I am attempting to use SQLAlchemy more fully, rather than just falling back to pure SQL at the first sign of distress.  In this case, I have a table in a Postgres database (9.5) which stores a set of integers as a group by associating individual items atom_id with a group identifier group_id.
Given a list of atom_ids, I'd like to be able to figure out which group_id, if any, that set of atom_ids belong to.  Solving this with just the group_id and atom_id columns was straightforward.
Now I'm trying to generalize such that a 'group' is made up of not just a list of atom_ids, but other context as well.  In the example below, the list is ordered by including a sequence column, but conceptually other columns could be used instead, such as a weight column which gives each atom_id a [0,1] floating point value representing that atom's 'share' of the group.
Below is most of a unit test demonstrating my issue.
First, some setup:
def test_multi_column_grouping(self):
    class MultiColumnGroups(base.Base):
        __tablename__ = 'multi_groups'
        group_id = Column(Integer)
        atom_id = Column(Integer)
        sequence = Column(Integer)  # arbitrary 'other' column.  In this case, an integer, but it could be a float (e.g. weighting factor)
    base.Base.metadata.create_all(self.engine)
    # Insert 6 rows representing 2 different 'groups' of values
    vals = [
        # Group 1
        {'group_id': 1, 'atom_id': 1, 'sequence': 1},
        {'group_id': 1, 'atom_id': 2, 'sequence': 2},
        {'group_id': 1, 'atom_id': 3, 'sequence': 3},
        # Group 2
        {'group_id': 2, 'atom_id': 1, 'sequence': 3},
        {'group_id': 2, 'atom_id': 2, 'sequence': 2},
        {'group_id': 2, 'atom_id': 3, 'sequence': 1},
    ]
    self.session.bulk_save_objects(
        [MultiColumnGroups(**x) for x in vals])
    self.session.flush()
    self.assertEqual(6, len(self.session.query(MultiColumnGroups).all()))

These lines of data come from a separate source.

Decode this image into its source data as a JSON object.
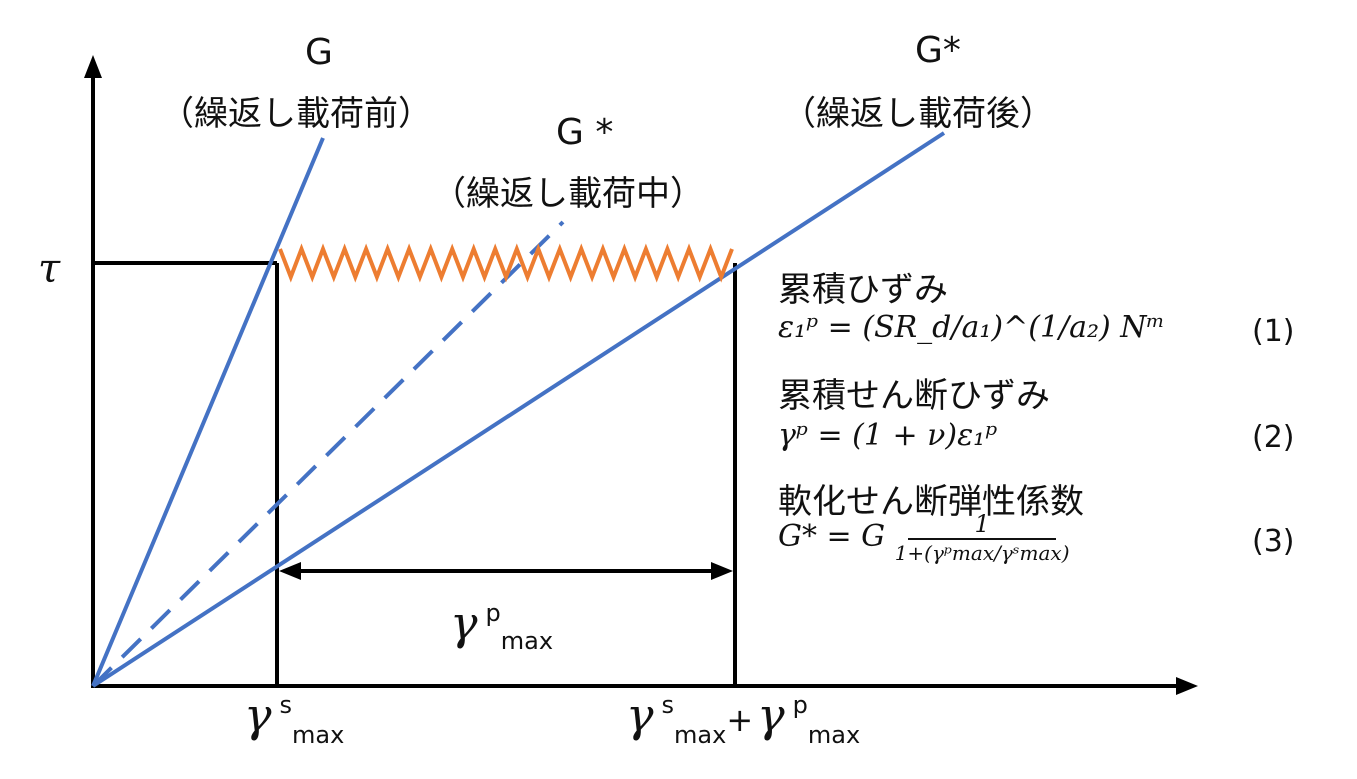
{
  "axes": {
    "y_symbol": "τ"
  },
  "lines": {
    "g_before": {
      "label": "G",
      "caption": "（繰返し載荷前）"
    },
    "g_during": {
      "label": "G *",
      "caption": "（繰返し載荷中）"
    },
    "g_after": {
      "label": "G*",
      "caption": "（繰返し載荷後）"
    }
  },
  "x_ticks": {
    "gamma_s_max": {
      "gamma": "γ",
      "sup": "s",
      "sub": "max"
    },
    "gamma_sum": {
      "gamma1": "γ",
      "sup1": "s",
      "sub1": "max",
      "plus": "+",
      "gamma2": "γ",
      "sup2": "p",
      "sub2": "max"
    }
  },
  "dimension": {
    "gamma": "γ",
    "sup": "p",
    "sub": "max"
  },
  "equations": [
    {
      "heading": "累積ひずみ",
      "formula": "ε₁ᵖ = (SR_d/a₁)^(1/a₂) Nᵐ",
      "number": "(1)"
    },
    {
      "heading": "累積せん断ひずみ",
      "formula": "γᵖ = (1 + ν)ε₁ᵖ",
      "number": "(2)"
    },
    {
      "heading": "軟化せん断弾性係数",
      "formula_lhs": "G* = G",
      "frac_num": "1",
      "frac_den": "1+(γᵖmax/γˢmax)",
      "number": "(3)"
    }
  ],
  "colors": {
    "axis": "#000000",
    "blue_line": "#4472c4",
    "orange_wave": "#ed7d31"
  }
}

Now, I want to query the above table to find which group a specific set of inputs belongs to. I'm using a list of (named) tuples to represent the query parameters.
    from collections import namedtuple
    Entity = namedtuple('Entity', ['atom_id', 'sequence'])
    values_to_match = [
        # (atom_id, sequence)
        Entity(1, 3),
        Entity(2, 2),
        Entity(3, 1),
        ]
    # The above list _should_ match with `group_id == 2`
Raw SQL solution. I'd prefer not to fall back on this, as a part of this exercise is to learn more SQLAlchemy.
    r = self.session.execute('''
        select group_id
        from multi_groups
        group by group_id
        having array_agg((atom_id, sequence)) = :query_tuples
        ''', {'query_tuples': values_to_match}).fetchone()
    print(r)  # > (2,)
    self.assertEqual(2, r[0])
Here is the above raw-SQL solution converted fairly directly into a 
broken SQLAlchemy query.  Running this produces a psycopg2 error: (psycopg2.ProgrammingError) operator does not exist: record[] = integer[].  I believe that I need to cast the array_agg into an int[]? That would work so long as the grouping columns are all integers (which, if need be, is an acceptable limitation), but ideally this would work with mixed-type input tuples / table columns.
    from sqlalchemy import tuple_
    from sqlalchemy.dialects.postgresql import array_agg
    existing_group = self.session.query(MultiColumnGroups).\
        with_entities(MultiColumnGroups.group_id).\
        group_by(MultiColumnGroups.group_id).\
        having(array_agg(tuple_(MultiColumnGroups.atom_id, MultiColumnGroups.sequence)) == values_to_match).\
        one_or_none()
    self.assertIsNotNone(existing_group)
    print('|{}|'.format(existing_group))
Is the above session.query() close?  Have I blinded myself here, and am missing something super obvious that would solve this problem in some other way?